Senza reddito da otto mesi per un doppio codice fiscale

TERAMO. Rimane senza reddito per otto mesi perché non riesce ad ottenere l’indennità di mobilità a cui ha diritto dopo il licenziamento, a causa di un doppio codice fiscale attribuitogli dall’Agenzia...
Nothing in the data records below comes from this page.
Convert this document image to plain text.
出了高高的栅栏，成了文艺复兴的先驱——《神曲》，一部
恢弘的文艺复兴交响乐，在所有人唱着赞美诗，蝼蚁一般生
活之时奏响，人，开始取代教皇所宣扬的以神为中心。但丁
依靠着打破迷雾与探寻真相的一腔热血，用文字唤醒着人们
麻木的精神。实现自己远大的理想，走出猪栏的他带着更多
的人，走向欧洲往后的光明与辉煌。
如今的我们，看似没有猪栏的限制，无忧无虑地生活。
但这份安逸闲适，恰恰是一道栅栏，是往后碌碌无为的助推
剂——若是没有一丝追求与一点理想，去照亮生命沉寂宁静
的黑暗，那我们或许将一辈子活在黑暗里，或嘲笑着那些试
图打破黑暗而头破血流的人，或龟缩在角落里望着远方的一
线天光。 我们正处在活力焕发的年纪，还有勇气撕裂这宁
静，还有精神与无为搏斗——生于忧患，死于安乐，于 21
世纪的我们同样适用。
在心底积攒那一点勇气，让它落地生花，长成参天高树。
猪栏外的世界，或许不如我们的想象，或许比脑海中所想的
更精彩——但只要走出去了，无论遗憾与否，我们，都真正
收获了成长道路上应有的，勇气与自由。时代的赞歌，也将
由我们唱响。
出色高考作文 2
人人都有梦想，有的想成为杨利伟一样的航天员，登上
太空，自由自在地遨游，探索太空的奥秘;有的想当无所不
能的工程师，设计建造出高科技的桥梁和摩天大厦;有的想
TERAMO. Rimane senza reddito per otto mesi perché non riesce ad ottenere l’indennità di mobilità a cui ha diritto dopo il licenziamento, a causa di un doppio codice fiscale attribuitogli dall’Agenzia delle Entrate. È la vicenda che vede suo malgrado protagonista Fares Abdellatif, licenziato nel novembre 2014 dall'azienda dove ha lavorato per 11 anni. «Per l’Inps sarebbe sufficiente, non tanto l’unificazione dei due codici, ma una dichiarazione dell’Agenzia delle Entrate nella quale viene indicato quale sarà il codice fiscale definitivo», ha spiegato Mirco D’Ignazio, direttore provinciale dell'Inca Cgil, «l’errore sta nella data di nascita del primo codice emesso, poi ne è stato fatto un secondo corretto. L’Agenzia delle Entrate, però, non ha chiuso il vecchio codice fiscale. Ci hanno detto che dobbiamo aspettare». Il direttore ha specificato che l’Inps è impossibilitata a pagare l’indennità ad Abdellatif, rimasto senza reddito con tre figli e moglie a carico, per via dei due codici fiscali emessi erroneamente. «Ci troviamo di fronte a una macchina burocratica “a due sensibilità”, con l’Inps da una parte, che si è spesa in maniera importante per questa vicenda, e dall’altra l’Agenzia delle Entrate, che abbiamo l’impressione stia affrontando con leggerezza il problema», ha concluso D’Ignazio, «Non abbiamo trovato altra via se non quella di chiedere ad un legale di fare una diffida e una richiesta di risarcimento danni all’Agenzia. Se sarà necessario coinvolgeremo i parlamentari locali per un’interrogazione».